Imagine With Me For Just a Moment
- Jason

- Dec 11, 2023
- 3 min read
Updated: Feb 2
I was giving a recruiting seminar at a local high school this past week. I realized too late that I was giving a 9am seminar to a group of mostly freshmen and I include a bunch numbers and statistics. I tend to include a lot of statistics in my seminars because I think that it helps put recruiting into perspective. Apparently it was too early for math that morning!
Imagine this:
Your city decided that having 8 high schools was too costly and they could save money by building one massive high school. Now, I don't know how true or untrue that would be and yes, I get it's probably unrealistic. But, stay with me. Now, instead of 10 high school varsity level volleyball programs, you only have 1 now.

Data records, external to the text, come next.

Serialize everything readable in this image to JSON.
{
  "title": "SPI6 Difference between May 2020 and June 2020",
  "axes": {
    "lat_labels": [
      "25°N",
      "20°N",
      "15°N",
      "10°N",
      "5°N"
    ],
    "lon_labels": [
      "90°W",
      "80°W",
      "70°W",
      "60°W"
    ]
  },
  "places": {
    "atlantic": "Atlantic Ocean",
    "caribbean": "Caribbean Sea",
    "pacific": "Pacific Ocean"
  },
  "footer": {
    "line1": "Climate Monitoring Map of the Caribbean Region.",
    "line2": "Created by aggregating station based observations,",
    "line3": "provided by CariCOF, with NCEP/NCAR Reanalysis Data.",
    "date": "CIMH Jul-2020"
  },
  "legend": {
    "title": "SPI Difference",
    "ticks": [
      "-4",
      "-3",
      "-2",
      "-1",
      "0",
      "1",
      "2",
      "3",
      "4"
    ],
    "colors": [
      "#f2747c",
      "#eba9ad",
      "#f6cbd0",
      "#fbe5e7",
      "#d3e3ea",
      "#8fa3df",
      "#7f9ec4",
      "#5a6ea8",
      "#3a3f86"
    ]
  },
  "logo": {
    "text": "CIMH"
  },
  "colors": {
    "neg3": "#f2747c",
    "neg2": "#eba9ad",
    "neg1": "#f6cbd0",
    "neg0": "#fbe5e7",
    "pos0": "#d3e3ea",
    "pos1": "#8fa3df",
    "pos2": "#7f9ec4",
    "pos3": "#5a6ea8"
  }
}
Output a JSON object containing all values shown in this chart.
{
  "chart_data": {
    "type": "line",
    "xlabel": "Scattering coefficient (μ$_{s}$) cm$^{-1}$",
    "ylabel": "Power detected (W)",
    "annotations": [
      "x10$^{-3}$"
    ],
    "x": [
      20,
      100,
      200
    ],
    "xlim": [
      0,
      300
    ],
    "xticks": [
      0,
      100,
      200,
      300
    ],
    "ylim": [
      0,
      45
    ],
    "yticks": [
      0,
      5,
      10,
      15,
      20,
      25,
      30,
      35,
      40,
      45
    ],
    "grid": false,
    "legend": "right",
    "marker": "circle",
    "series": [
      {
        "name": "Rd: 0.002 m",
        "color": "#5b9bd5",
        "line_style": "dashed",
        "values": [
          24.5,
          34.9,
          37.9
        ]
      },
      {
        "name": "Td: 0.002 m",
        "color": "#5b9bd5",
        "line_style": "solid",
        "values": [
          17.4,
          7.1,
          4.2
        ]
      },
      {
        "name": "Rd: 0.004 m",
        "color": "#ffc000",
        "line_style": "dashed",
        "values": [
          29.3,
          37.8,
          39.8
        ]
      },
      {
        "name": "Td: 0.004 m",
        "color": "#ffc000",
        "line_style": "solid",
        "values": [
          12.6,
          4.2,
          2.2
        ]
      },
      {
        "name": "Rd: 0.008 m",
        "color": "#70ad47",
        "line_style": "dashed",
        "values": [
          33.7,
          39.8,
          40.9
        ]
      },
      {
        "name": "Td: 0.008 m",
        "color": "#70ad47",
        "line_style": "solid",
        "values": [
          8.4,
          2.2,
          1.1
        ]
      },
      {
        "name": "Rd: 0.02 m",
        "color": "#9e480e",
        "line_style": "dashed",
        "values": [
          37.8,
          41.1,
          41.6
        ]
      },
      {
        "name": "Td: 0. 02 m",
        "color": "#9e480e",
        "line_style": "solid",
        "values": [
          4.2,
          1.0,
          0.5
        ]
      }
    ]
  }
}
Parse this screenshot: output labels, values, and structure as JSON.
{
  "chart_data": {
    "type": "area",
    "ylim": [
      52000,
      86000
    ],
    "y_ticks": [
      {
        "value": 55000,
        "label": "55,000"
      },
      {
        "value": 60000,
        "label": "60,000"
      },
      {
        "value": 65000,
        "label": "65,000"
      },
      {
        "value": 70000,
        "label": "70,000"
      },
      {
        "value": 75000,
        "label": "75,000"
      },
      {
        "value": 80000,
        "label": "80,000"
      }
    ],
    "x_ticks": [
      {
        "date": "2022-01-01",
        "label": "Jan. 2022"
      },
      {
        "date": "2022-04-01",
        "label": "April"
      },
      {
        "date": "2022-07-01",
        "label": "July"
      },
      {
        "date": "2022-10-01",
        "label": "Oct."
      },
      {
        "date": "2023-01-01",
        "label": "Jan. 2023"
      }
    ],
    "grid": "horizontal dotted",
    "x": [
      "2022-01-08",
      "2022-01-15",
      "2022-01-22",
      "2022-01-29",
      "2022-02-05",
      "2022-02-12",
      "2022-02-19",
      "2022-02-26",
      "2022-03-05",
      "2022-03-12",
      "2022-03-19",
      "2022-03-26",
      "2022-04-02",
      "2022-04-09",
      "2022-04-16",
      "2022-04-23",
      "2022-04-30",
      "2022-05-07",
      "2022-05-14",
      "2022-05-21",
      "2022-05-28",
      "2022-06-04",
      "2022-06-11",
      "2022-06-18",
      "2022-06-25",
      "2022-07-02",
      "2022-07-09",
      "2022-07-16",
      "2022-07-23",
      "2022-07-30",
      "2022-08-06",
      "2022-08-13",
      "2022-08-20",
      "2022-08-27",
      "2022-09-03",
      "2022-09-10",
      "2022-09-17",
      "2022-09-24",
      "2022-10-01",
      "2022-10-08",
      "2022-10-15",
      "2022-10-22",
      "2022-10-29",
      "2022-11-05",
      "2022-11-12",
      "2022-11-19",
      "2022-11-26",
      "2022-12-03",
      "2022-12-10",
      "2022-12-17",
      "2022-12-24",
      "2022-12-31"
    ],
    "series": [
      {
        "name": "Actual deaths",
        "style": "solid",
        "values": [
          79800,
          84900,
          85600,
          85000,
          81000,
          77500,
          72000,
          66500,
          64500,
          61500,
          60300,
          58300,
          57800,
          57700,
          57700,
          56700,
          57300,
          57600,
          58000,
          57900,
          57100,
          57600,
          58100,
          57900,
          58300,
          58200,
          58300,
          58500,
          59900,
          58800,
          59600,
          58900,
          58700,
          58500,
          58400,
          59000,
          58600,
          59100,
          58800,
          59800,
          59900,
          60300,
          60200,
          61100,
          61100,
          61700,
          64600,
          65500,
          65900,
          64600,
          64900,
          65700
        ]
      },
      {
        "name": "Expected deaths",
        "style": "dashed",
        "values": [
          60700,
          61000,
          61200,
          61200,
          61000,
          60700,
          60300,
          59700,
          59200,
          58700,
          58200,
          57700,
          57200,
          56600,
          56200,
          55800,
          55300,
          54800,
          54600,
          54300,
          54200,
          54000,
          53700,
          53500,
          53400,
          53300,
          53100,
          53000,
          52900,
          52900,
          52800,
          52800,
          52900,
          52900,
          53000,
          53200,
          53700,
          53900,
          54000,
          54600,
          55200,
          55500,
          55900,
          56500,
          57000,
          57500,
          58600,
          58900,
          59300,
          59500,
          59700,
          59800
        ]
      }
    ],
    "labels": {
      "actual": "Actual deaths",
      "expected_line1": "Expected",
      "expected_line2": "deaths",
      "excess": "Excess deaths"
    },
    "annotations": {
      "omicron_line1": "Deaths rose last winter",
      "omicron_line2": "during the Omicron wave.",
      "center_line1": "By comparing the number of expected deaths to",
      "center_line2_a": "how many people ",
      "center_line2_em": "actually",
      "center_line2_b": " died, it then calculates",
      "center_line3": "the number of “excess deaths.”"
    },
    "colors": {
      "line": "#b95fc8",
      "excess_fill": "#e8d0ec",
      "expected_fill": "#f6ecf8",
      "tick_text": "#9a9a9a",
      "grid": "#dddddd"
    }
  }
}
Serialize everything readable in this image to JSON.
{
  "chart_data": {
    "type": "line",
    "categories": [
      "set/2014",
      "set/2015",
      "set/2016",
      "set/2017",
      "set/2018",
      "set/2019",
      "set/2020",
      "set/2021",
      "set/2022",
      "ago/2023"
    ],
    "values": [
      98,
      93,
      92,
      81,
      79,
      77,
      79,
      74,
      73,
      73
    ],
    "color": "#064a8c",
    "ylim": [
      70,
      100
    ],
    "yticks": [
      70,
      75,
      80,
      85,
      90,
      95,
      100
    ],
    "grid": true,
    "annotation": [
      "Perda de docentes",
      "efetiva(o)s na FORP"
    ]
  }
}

There would still be a JV team, maybe 2 and possibly multiple freshmen teams. Team size at each level was capped at 17.
Now, in that scenario, would you still make the varsity team in your "mega district"?
That is basically what is happening as you transfer from the high school to the club level.
Let us do some number crunching:
Any given high school Varsity team will have 17 athletes on their roster. (I know some might be bigger or smaller)
A typical district will have 7-9 teams in it. I will use 8 for the sake of argument.
8 teams x 17 athletes per team = 136
17/136 = 12.5% So the NEW varsity team in your district is made up of a little more than 12% of the previous varsity teams.
How about playing time?
Typically about 40% of any given college volleyball roster is playing in half of the teams sets each year. Basically 60% of a roster is starting and the others are barely playing, if at all.
That means 10 of the 17 athletes on the super-district varsity volleyball program are playing/starting.
10/136 = 7%
Statistically speaking - you have a better chance at starting for your super-district varsity volleyball team then you do PLAYING college volleyball; roughly 5%
I understand the argument or discussion that every district might have different levels of competitiveness. I'm just creating a hypothetical and trying to apply it.
Now what do we do? Let's say you don't make that varsity team.
Do you play on JV? Grind and refine your skills? Try and make the varsity team next year?
Do you quit volleyball altogether?
This scenario is basically what we are doing when we go from high school to college volleyball, only it's a more intense scale. We are talking about taking 8 varsity teams and turning that into 1. What really is happening is we are taking roughly 80 high schools and making 1 team out of it. That's roughly the 1.2% of high school volleyball athletes that are playing (not on scholarship, just playing) at the D1 level.
80 high schools x 17 athletes per team = 1,360 athletes
If 17 athletes from this group make the varsity team. That = 1.2%
That is how competitive this process is. That is what you're up against.
If you really want to play college volleyball be willing to work for it. Getting to the college level is difficult. Staying there and working your way onto the court is even harder. Be willing to put the work in on this side, so that the work ethic on the other side comes naturally.